In the fall of 1874 he entered the freshman class of Lincoln University, Pa.; and ranked deservedly high in scholarship and manly deportment. He was here associated as classmate with the late J. C. Price, D.D.; Dr. N. F. Mossell, of the Philadelphia Medical Fraternity; Dr. Jamison, of York, Pa.; and as his college associates Rev. J. P. Williams, D.D., of the Protestant Episcopal Church; Dr. Goler, of our own Church; Dr. Weaver and Rev. W. C. Brown, of the Presbyterian, and Rev. S. P. Hood.

He graduated in 1879 with high honors. He came South and was employed as principal of the Wilson Academy, where he served successfully for two years, having in the meantime prepared for different colleges a number of young men, among whom are Professor D. C. Suggs, A.M., now vice president of the A. and M. College, Savannah, Ga.; Samuel N. Vick, Postmaster Wilson, N. C., Professor B. R. Winstead, principal of the Wilson graded school. He was also private instructor to S. A. Smith, now one of the most distinguished lawyers of the Wilson bar.

It was at Wilson that he met the accomplished Miss Serena L. Suggs, and after years of wooing succeeded in making her his wife in 1881. The result of this union has been a happy home and four healthy children, two boys and two girls, to cheer and bless his life.

In the establishment of Zion Wesley Institute, which has since become Livingstone College, Professor Moore yielded to the solicitations of his classmate, Dr. J. C. Price, and associated in the educational work of that institution. His services were of incalculable value to Dr. Price.

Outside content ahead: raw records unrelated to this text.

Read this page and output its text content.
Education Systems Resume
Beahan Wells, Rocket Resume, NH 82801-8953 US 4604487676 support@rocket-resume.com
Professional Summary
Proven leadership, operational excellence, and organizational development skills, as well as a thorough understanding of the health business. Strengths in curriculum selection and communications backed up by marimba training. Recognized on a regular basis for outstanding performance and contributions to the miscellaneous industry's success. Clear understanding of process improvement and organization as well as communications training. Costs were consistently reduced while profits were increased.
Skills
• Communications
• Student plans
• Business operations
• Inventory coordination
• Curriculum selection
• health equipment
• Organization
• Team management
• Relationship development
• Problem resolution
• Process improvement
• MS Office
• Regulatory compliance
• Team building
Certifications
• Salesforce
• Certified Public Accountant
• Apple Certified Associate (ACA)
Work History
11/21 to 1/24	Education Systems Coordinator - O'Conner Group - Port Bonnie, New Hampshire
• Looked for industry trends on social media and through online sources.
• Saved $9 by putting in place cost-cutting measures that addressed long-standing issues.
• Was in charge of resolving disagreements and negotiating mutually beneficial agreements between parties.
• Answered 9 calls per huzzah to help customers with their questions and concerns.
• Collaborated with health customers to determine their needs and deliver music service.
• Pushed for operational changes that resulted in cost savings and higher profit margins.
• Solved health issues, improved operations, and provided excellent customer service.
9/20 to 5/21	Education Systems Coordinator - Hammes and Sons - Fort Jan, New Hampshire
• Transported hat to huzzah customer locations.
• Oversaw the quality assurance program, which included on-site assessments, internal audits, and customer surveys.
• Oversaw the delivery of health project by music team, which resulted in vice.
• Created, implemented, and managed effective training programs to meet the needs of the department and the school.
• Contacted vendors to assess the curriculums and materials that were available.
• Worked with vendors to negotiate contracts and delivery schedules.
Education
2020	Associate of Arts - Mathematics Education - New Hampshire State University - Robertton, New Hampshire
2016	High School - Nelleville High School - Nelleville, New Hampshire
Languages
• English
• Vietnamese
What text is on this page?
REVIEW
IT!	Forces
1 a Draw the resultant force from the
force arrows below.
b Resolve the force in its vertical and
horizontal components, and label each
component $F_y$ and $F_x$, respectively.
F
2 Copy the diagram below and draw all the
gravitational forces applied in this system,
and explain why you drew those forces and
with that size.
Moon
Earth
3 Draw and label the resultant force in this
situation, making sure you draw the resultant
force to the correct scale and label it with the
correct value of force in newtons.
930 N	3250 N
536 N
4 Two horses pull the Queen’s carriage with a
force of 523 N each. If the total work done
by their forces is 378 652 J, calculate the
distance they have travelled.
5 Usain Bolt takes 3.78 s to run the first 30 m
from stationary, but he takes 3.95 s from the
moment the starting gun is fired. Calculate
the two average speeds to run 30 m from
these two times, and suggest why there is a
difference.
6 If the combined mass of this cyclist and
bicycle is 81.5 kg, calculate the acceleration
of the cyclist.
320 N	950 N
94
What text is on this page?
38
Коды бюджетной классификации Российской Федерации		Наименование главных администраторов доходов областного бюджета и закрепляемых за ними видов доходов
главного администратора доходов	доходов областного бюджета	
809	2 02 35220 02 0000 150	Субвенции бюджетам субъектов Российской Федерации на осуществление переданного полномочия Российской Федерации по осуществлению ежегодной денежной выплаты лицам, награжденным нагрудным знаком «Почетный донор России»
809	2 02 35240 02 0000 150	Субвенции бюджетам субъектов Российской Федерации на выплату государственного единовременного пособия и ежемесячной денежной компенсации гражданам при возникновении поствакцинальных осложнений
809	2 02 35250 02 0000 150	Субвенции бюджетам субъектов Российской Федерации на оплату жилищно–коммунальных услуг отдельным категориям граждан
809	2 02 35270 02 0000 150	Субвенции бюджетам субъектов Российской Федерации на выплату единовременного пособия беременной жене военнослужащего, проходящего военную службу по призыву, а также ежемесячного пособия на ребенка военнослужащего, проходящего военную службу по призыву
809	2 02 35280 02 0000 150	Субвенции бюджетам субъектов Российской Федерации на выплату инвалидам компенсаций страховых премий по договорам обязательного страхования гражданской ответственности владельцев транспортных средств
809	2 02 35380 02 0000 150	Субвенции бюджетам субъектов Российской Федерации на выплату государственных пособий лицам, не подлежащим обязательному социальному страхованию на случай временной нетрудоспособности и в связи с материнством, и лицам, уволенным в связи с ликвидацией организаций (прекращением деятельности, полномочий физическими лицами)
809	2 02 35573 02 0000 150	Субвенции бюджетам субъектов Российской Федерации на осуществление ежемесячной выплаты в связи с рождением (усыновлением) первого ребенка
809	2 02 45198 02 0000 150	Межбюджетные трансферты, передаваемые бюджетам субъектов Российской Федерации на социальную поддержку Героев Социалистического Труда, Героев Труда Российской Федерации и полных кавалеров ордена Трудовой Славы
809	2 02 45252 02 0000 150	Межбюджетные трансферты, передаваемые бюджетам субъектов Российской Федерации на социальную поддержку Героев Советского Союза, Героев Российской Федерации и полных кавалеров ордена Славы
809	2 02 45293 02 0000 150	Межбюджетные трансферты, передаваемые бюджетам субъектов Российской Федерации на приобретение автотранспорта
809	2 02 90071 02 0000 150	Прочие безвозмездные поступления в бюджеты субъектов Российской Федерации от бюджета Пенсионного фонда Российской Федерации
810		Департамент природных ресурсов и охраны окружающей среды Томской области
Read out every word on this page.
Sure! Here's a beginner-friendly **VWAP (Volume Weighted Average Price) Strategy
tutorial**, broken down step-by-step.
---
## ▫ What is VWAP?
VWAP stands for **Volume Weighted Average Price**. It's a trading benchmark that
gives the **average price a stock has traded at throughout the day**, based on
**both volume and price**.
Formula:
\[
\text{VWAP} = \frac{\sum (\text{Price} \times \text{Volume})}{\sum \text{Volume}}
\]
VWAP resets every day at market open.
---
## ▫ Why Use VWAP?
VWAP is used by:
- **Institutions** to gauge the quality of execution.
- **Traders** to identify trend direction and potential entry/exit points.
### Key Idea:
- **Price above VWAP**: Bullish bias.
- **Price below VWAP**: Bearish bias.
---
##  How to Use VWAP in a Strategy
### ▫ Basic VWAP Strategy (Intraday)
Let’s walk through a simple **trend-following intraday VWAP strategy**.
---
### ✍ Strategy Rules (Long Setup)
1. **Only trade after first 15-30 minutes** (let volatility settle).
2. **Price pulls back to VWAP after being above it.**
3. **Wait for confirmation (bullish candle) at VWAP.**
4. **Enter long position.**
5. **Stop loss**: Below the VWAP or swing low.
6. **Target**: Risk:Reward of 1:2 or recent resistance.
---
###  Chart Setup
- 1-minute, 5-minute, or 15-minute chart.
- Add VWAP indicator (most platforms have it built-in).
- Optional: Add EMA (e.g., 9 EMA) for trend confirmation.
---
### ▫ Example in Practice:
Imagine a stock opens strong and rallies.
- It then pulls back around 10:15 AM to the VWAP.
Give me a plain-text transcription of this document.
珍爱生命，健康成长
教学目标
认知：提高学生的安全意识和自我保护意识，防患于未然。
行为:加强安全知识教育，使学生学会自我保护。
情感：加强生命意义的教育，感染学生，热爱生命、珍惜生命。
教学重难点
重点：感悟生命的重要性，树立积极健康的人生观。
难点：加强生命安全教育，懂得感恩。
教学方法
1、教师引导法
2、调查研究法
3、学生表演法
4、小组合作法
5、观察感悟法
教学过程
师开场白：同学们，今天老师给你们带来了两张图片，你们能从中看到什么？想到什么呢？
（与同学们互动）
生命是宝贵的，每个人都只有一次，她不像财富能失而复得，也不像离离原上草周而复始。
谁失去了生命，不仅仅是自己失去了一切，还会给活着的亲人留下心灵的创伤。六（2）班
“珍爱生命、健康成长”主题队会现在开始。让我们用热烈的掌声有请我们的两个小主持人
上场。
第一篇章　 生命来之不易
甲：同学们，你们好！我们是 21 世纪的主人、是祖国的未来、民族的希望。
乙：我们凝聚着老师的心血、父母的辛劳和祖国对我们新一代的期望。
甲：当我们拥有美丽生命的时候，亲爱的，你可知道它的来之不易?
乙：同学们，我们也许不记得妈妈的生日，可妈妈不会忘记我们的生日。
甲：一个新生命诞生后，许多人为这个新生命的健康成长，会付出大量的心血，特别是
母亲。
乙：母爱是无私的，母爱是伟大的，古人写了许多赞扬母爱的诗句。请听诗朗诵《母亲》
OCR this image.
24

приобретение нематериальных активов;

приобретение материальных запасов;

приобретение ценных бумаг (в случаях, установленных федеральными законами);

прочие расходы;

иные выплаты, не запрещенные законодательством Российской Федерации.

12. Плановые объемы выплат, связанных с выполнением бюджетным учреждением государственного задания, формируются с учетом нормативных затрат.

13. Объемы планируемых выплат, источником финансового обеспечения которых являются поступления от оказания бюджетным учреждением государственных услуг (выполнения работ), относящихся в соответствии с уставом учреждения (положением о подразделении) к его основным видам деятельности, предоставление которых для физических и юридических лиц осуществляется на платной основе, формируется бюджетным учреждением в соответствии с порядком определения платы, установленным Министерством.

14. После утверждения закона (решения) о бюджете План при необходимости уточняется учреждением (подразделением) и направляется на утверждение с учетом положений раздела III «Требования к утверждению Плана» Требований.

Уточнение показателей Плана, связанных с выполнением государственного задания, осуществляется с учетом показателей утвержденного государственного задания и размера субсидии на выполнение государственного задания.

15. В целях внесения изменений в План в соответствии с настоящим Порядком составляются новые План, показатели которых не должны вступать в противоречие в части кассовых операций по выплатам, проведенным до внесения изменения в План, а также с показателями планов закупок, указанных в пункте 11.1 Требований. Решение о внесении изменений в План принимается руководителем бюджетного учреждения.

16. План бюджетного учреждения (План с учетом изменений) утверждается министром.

Professor Moore is a hard student, and possesses the ability of making the result of his study felt upon those he teaches. He is an earnest Christian, especially devoted to all that concerns Zion Church and the spread of the connection. He passed a successful examination and received the degree of Ph.D. from his alma mater in 1893. He is now spending his summer vacation in the study of medicine at San Francisco, Cal. W.H.G.

From J.W. Hood, One Hundred Years of the African Methodist Episcopal Zion Church; or, The Centennial of African Methodism (1895).